Benjamin GroffMedia© | benandsteve.com | ©2026
May 31, 2026
From Arizona campaigns to national politics, voters are increasingly left trying to separate performance, outrage, and party loyalty from simple honesty.
I am having a difficult time deciding what to write about today, which honestly should not be the case. The political world alone provides enough material every hour to fill a newspaper from front page to back.

What continues to stand out to me is not simply disagreement between political parties, but the growing difficulty many candidates seem to have with remaining grounded in facts. In Arizona alone, voters have watched candidates within the same party question each other’s qualifications, attack one another’s credibility, and debate who is less suited for the office they seek.
At times it feels less like public service and more like political performance.

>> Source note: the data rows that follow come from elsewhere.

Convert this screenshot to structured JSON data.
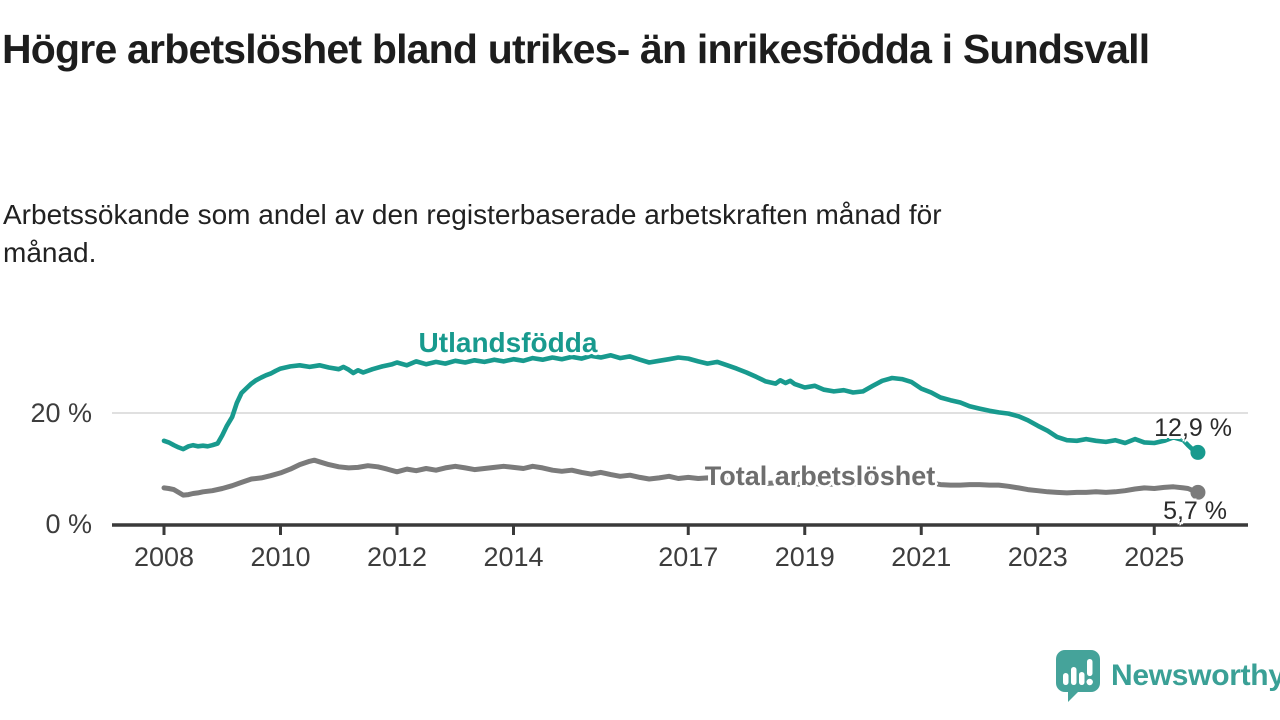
{
  "header": {
    "title": "Högre arbetslöshet bland utrikes- än inrikesfödda i Sundsvall",
    "subtitle_lines": [
      "Arbetssökande som andel av den registerbaserade arbetskraften månad för",
      "månad."
    ]
  },
  "footer": {
    "logo_text": "Newsworthy"
  },
  "colors": {
    "accent_teal": "#189a8e",
    "series_gray": "#7b7b7b",
    "logo_teal": "#45a39a",
    "axis": "#3a3a3a",
    "grid": "#e0e0e0",
    "text_dark": "#1d1d1d"
  },
  "chart_data": {
    "type": "line",
    "title": "Högre arbetslöshet bland utrikes- än inrikesfödda i Sundsvall",
    "subtitle": "Arbetssökande som andel av den registerbaserade arbetskraften månad för månad.",
    "unit": "%",
    "xlim": [
      2007.1,
      2026.6
    ],
    "ylim": [
      0,
      32
    ],
    "grid": "horizontal-only",
    "legend_position": "inline-labels",
    "x_ticks": [
      {
        "year": 2008,
        "label": "2008"
      },
      {
        "year": 2010,
        "label": "2010"
      },
      {
        "year": 2012,
        "label": "2012"
      },
      {
        "year": 2014,
        "label": "2014"
      },
      {
        "year": 2017,
        "label": "2017"
      },
      {
        "year": 2019,
        "label": "2019"
      },
      {
        "year": 2021,
        "label": "2021"
      },
      {
        "year": 2023,
        "label": "2023"
      },
      {
        "year": 2025,
        "label": "2025"
      }
    ],
    "y_ticks": [
      {
        "value": 0,
        "label": "0 %"
      },
      {
        "value": 20,
        "label": "20 %"
      }
    ],
    "series": [
      {
        "name": "Utlandsfödda",
        "color": "#189a8e",
        "end_label": "12,9 %",
        "end_value": 12.9,
        "points": [
          [
            2008,
            15
          ],
          [
            2008.08,
            14.7
          ],
          [
            2008.17,
            14.2
          ],
          [
            2008.25,
            13.8
          ],
          [
            2008.33,
            13.5
          ],
          [
            2008.42,
            14
          ],
          [
            2008.5,
            14.2
          ],
          [
            2008.58,
            14
          ],
          [
            2008.67,
            14.1
          ],
          [
            2008.75,
            14
          ],
          [
            2008.83,
            14.2
          ],
          [
            2008.92,
            14.5
          ],
          [
            2009,
            16
          ],
          [
            2009.08,
            17.7
          ],
          [
            2009.17,
            19.3
          ],
          [
            2009.25,
            21.8
          ],
          [
            2009.33,
            23.6
          ],
          [
            2009.42,
            24.5
          ],
          [
            2009.5,
            25.3
          ],
          [
            2009.58,
            25.9
          ],
          [
            2009.67,
            26.4
          ],
          [
            2009.75,
            26.8
          ],
          [
            2009.83,
            27.1
          ],
          [
            2009.92,
            27.6
          ],
          [
            2010,
            28
          ],
          [
            2010.17,
            28.4
          ],
          [
            2010.33,
            28.6
          ],
          [
            2010.5,
            28.3
          ],
          [
            2010.67,
            28.6
          ],
          [
            2010.83,
            28.2
          ],
          [
            2011,
            27.9
          ],
          [
            2011.08,
            28.3
          ],
          [
            2011.17,
            27.8
          ],
          [
            2011.25,
            27.2
          ],
          [
            2011.33,
            27.7
          ],
          [
            2011.42,
            27.3
          ],
          [
            2011.58,
            27.9
          ],
          [
            2011.75,
            28.4
          ],
          [
            2011.92,
            28.8
          ],
          [
            2012,
            29.1
          ],
          [
            2012.17,
            28.6
          ],
          [
            2012.33,
            29.3
          ],
          [
            2012.5,
            28.8
          ],
          [
            2012.67,
            29.2
          ],
          [
            2012.83,
            28.9
          ],
          [
            2013,
            29.4
          ],
          [
            2013.17,
            29.1
          ],
          [
            2013.33,
            29.5
          ],
          [
            2013.5,
            29.2
          ],
          [
            2013.67,
            29.6
          ],
          [
            2013.83,
            29.3
          ],
          [
            2014,
            29.7
          ],
          [
            2014.17,
            29.4
          ],
          [
            2014.33,
            29.9
          ],
          [
            2014.5,
            29.6
          ],
          [
            2014.67,
            30
          ],
          [
            2014.83,
            29.7
          ],
          [
            2015,
            30.1
          ],
          [
            2015.17,
            29.8
          ],
          [
            2015.33,
            30.3
          ],
          [
            2015.5,
            30
          ],
          [
            2015.67,
            30.4
          ],
          [
            2015.83,
            29.9
          ],
          [
            2016,
            30.2
          ],
          [
            2016.17,
            29.6
          ],
          [
            2016.33,
            29.1
          ],
          [
            2016.5,
            29.4
          ],
          [
            2016.67,
            29.7
          ],
          [
            2016.83,
            30
          ],
          [
            2017,
            29.8
          ],
          [
            2017.17,
            29.3
          ],
          [
            2017.33,
            28.9
          ],
          [
            2017.5,
            29.2
          ],
          [
            2017.67,
            28.6
          ],
          [
            2017.83,
            28
          ],
          [
            2018,
            27.3
          ],
          [
            2018.17,
            26.5
          ],
          [
            2018.33,
            25.7
          ],
          [
            2018.5,
            25.3
          ],
          [
            2018.58,
            25.9
          ],
          [
            2018.67,
            25.4
          ],
          [
            2018.75,
            25.8
          ],
          [
            2018.83,
            25.2
          ],
          [
            2019,
            24.6
          ],
          [
            2019.17,
            24.9
          ],
          [
            2019.33,
            24.2
          ],
          [
            2019.5,
            23.9
          ],
          [
            2019.67,
            24.1
          ],
          [
            2019.83,
            23.7
          ],
          [
            2020,
            23.9
          ],
          [
            2020.17,
            24.9
          ],
          [
            2020.33,
            25.8
          ],
          [
            2020.5,
            26.3
          ],
          [
            2020.67,
            26.1
          ],
          [
            2020.83,
            25.6
          ],
          [
            2021,
            24.4
          ],
          [
            2021.17,
            23.7
          ],
          [
            2021.33,
            22.8
          ],
          [
            2021.5,
            22.3
          ],
          [
            2021.67,
            21.9
          ],
          [
            2021.83,
            21.2
          ],
          [
            2022,
            20.8
          ],
          [
            2022.17,
            20.4
          ],
          [
            2022.33,
            20.1
          ],
          [
            2022.5,
            19.9
          ],
          [
            2022.67,
            19.4
          ],
          [
            2022.83,
            18.7
          ],
          [
            2023,
            17.7
          ],
          [
            2023.17,
            16.8
          ],
          [
            2023.33,
            15.7
          ],
          [
            2023.5,
            15.1
          ],
          [
            2023.67,
            15
          ],
          [
            2023.83,
            15.3
          ],
          [
            2024,
            15
          ],
          [
            2024.17,
            14.8
          ],
          [
            2024.33,
            15.1
          ],
          [
            2024.5,
            14.6
          ],
          [
            2024.67,
            15.3
          ],
          [
            2024.83,
            14.7
          ],
          [
            2025,
            14.6
          ],
          [
            2025.17,
            15
          ],
          [
            2025.33,
            15.6
          ],
          [
            2025.5,
            15.1
          ],
          [
            2025.58,
            14.2
          ],
          [
            2025.67,
            13.3
          ],
          [
            2025.75,
            12.9
          ]
        ]
      },
      {
        "name": "Total arbetslöshet",
        "color": "#7b7b7b",
        "end_label": "5,7 %",
        "end_value": 5.7,
        "points": [
          [
            2008,
            6.5
          ],
          [
            2008.08,
            6.4
          ],
          [
            2008.17,
            6.2
          ],
          [
            2008.25,
            5.7
          ],
          [
            2008.33,
            5.2
          ],
          [
            2008.42,
            5.3
          ],
          [
            2008.5,
            5.5
          ],
          [
            2008.58,
            5.6
          ],
          [
            2008.67,
            5.8
          ],
          [
            2008.83,
            6
          ],
          [
            2009,
            6.4
          ],
          [
            2009.17,
            6.9
          ],
          [
            2009.33,
            7.5
          ],
          [
            2009.5,
            8.1
          ],
          [
            2009.67,
            8.3
          ],
          [
            2009.83,
            8.7
          ],
          [
            2010,
            9.2
          ],
          [
            2010.17,
            9.9
          ],
          [
            2010.33,
            10.7
          ],
          [
            2010.5,
            11.3
          ],
          [
            2010.58,
            11.5
          ],
          [
            2010.67,
            11.2
          ],
          [
            2010.83,
            10.7
          ],
          [
            2011,
            10.3
          ],
          [
            2011.17,
            10.1
          ],
          [
            2011.33,
            10.2
          ],
          [
            2011.5,
            10.5
          ],
          [
            2011.67,
            10.3
          ],
          [
            2011.83,
            9.9
          ],
          [
            2012,
            9.4
          ],
          [
            2012.17,
            9.9
          ],
          [
            2012.33,
            9.6
          ],
          [
            2012.5,
            10
          ],
          [
            2012.67,
            9.7
          ],
          [
            2012.83,
            10.1
          ],
          [
            2013,
            10.4
          ],
          [
            2013.17,
            10.1
          ],
          [
            2013.33,
            9.8
          ],
          [
            2013.5,
            10
          ],
          [
            2013.67,
            10.2
          ],
          [
            2013.83,
            10.4
          ],
          [
            2014,
            10.2
          ],
          [
            2014.17,
            10
          ],
          [
            2014.33,
            10.4
          ],
          [
            2014.5,
            10.1
          ],
          [
            2014.67,
            9.7
          ],
          [
            2014.83,
            9.5
          ],
          [
            2015,
            9.7
          ],
          [
            2015.17,
            9.3
          ],
          [
            2015.33,
            9
          ],
          [
            2015.5,
            9.3
          ],
          [
            2015.67,
            8.9
          ],
          [
            2015.83,
            8.6
          ],
          [
            2016,
            8.8
          ],
          [
            2016.17,
            8.4
          ],
          [
            2016.33,
            8.1
          ],
          [
            2016.5,
            8.3
          ],
          [
            2016.67,
            8.6
          ],
          [
            2016.83,
            8.2
          ],
          [
            2017,
            8.4
          ],
          [
            2017.17,
            8.2
          ],
          [
            2017.33,
            8.3
          ],
          [
            2017.5,
            8.2
          ],
          [
            2017.67,
            8
          ],
          [
            2017.83,
            7.8
          ],
          [
            2018,
            7.6
          ],
          [
            2018.17,
            7.4
          ],
          [
            2018.33,
            7.3
          ],
          [
            2018.5,
            7.4
          ],
          [
            2018.67,
            7.2
          ],
          [
            2018.83,
            7.1
          ],
          [
            2019,
            7.2
          ],
          [
            2019.17,
            7.3
          ],
          [
            2019.33,
            7.1
          ],
          [
            2019.5,
            7.2
          ],
          [
            2019.67,
            7.3
          ],
          [
            2019.83,
            7.2
          ],
          [
            2020,
            7.5
          ],
          [
            2020.17,
            8.2
          ],
          [
            2020.33,
            8.7
          ],
          [
            2020.5,
            8.9
          ],
          [
            2020.67,
            8.6
          ],
          [
            2020.83,
            8.2
          ],
          [
            2021,
            7.9
          ],
          [
            2021.17,
            7.4
          ],
          [
            2021.33,
            7.1
          ],
          [
            2021.5,
            7
          ],
          [
            2021.67,
            7
          ],
          [
            2021.83,
            7.1
          ],
          [
            2022,
            7.1
          ],
          [
            2022.17,
            7
          ],
          [
            2022.33,
            7
          ],
          [
            2022.5,
            6.8
          ],
          [
            2022.67,
            6.5
          ],
          [
            2022.83,
            6.2
          ],
          [
            2023,
            6
          ],
          [
            2023.17,
            5.8
          ],
          [
            2023.33,
            5.7
          ],
          [
            2023.5,
            5.6
          ],
          [
            2023.67,
            5.7
          ],
          [
            2023.83,
            5.7
          ],
          [
            2024,
            5.8
          ],
          [
            2024.17,
            5.7
          ],
          [
            2024.33,
            5.8
          ],
          [
            2024.5,
            6
          ],
          [
            2024.67,
            6.3
          ],
          [
            2024.83,
            6.5
          ],
          [
            2025,
            6.4
          ],
          [
            2025.17,
            6.6
          ],
          [
            2025.33,
            6.7
          ],
          [
            2025.5,
            6.5
          ],
          [
            2025.58,
            6.4
          ],
          [
            2025.67,
            6
          ],
          [
            2025.75,
            5.7
          ]
        ]
      }
    ]
  }
}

The larger problem may not even belong to one individual candidate. Modern campaigning has slowly evolved into a contest of slogans, outrage, and carefully packaged talking points designed more to energize loyal supporters than to inform undecided voters. Over time, repetition becomes accepted as truth simply because people hear it often enough.
That is not unique to Arizona. It has become part of the national political culture.

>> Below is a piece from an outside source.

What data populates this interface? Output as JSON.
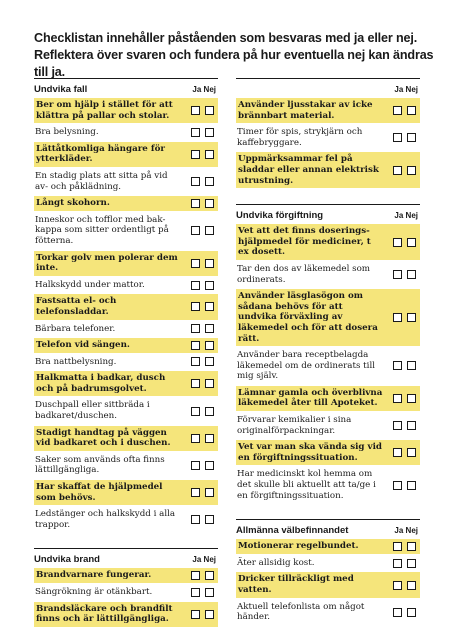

Years ago, former New York Governor Mario Cuomo delivered a speech to the Democratic National Convention emphasizing compassion, inclusion, and honesty in government. Whether people agreed with his politics or not, the message was centered around the belief that government should speak truthfully to the public and acknowledge the realities everyday Americans face.
Today, many voters from all sides often find themselves exhausted trying to separate fact from performance. Campaigns increasingly rely on emotional reaction, social media sound bites, and outrage-driven messaging because those methods attract attention faster than thoughtful discussion ever will.
When You Knew The Truth And It Was Obvious
The real danger in all of this is not simply that politicians stretch the truth. Politics has always involved persuasion. The danger comes when voters begin expecting exaggeration and no longer believe honesty is even possible from public officials. Once that happens, trust in the entire system begins to erode.
And perhaps that is the real story worth writing about today.